Confused,
It is hard to give advice when there is no
video or some kind of information as to how you release the
ball. If you are trying to hook the
ball by twisting your wrist counterclockwise your wrist will soon feel the strain. You would need to learn how to put revs on the
ball using your entire arm, not just your wrist.
I recommend that you continue to use the
wrist support if only to prevent injury to your wrist since you seem to be hurting without it.

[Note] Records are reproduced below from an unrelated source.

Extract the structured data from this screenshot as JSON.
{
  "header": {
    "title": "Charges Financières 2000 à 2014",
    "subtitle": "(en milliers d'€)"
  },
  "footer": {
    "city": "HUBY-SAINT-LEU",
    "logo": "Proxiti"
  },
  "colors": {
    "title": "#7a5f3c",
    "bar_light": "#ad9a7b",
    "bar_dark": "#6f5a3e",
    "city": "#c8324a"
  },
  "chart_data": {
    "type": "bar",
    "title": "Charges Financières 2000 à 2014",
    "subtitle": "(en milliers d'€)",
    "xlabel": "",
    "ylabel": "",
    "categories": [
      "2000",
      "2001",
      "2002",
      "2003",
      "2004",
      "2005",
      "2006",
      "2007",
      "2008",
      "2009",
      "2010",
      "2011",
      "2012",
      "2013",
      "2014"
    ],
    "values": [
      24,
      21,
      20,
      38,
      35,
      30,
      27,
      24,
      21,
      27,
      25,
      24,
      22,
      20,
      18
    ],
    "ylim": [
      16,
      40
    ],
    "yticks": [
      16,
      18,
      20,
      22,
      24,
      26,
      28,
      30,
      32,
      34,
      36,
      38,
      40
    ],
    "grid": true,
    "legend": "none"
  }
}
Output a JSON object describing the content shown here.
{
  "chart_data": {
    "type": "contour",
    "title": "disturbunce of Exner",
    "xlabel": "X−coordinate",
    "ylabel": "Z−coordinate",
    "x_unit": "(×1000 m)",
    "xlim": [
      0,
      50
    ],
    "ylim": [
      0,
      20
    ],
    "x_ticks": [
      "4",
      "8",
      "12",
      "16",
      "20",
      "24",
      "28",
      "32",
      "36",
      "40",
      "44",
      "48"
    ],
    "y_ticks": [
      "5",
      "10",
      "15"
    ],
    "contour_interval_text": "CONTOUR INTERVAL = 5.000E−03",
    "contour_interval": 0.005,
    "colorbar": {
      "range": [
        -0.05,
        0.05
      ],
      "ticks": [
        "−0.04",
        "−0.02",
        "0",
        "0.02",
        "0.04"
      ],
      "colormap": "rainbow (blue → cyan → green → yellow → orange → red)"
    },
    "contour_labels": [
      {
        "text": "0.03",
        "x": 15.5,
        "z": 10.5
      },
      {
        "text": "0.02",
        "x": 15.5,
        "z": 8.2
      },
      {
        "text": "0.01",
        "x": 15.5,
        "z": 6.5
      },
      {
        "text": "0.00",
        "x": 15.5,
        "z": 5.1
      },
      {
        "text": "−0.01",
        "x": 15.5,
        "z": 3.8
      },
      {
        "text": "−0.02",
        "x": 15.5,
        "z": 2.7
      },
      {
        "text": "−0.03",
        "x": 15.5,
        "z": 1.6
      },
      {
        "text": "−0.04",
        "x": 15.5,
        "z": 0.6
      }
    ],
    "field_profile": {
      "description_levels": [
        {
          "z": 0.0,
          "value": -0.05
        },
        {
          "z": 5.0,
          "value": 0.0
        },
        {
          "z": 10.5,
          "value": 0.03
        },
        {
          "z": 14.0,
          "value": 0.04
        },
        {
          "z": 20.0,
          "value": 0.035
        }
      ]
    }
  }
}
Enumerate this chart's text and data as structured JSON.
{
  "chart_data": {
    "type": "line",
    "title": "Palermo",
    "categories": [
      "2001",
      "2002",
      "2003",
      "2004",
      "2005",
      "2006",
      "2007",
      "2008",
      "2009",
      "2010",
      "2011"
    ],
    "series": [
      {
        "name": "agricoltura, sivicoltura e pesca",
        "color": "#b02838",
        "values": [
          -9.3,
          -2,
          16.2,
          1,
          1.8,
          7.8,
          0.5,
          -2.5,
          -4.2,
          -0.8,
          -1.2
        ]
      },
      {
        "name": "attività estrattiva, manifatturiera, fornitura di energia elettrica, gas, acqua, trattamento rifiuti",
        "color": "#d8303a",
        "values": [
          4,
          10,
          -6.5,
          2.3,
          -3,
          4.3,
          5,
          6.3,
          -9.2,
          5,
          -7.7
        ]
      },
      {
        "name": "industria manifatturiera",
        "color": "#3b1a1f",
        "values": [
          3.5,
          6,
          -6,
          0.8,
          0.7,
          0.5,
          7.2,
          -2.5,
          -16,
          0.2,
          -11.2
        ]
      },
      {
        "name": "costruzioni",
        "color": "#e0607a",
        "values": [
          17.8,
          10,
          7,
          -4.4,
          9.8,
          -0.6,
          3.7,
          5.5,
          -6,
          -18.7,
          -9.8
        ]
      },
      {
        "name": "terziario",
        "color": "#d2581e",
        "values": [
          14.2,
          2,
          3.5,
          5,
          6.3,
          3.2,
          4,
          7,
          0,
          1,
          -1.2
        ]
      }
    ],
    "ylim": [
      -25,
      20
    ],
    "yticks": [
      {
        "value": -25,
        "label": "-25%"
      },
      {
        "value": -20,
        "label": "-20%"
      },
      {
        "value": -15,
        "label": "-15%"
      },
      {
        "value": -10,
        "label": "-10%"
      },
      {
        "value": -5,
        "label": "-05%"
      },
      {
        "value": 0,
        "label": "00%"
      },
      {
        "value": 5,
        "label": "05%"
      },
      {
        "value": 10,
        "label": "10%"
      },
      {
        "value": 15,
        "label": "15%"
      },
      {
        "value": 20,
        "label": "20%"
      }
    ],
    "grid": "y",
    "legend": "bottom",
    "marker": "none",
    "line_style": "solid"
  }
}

Since your revs are down when using the
wrist support I suspect that you are turning your hand prematurely while consciously trying to put revs on the
ball.
Picture the
ball as the face of a clock with 12 oclock pointing towards the pins and 6 o'clock pointing directly behind you. While in your stance position your hand so your middle/ring fingers are at 5 o'clock. Position the
ball in line with the joint of your shoulder. During your approach keep the inside of your elbow facing the pins at all times, even when you release the
ball. When releasing the
ball picture in your mind an image of "driving" your hand through the
ball from the 5 o'clock position to 1 o'clock and beyond. Do this and you will be not turning the
ball prematurely resulting in low revs.
There are exercises to strengthen your wrists. One exercise involves taking a short length of broomstick (15 inches or so) and tying a rope (1/8 inch diameter nylon) about 4 ft long tied to a 5 lb weight. Extend the stick in front of you and roll up the weight until it reaches the stick. Reverse the process letting the weight return slowly to the ground. See how many reps you can do.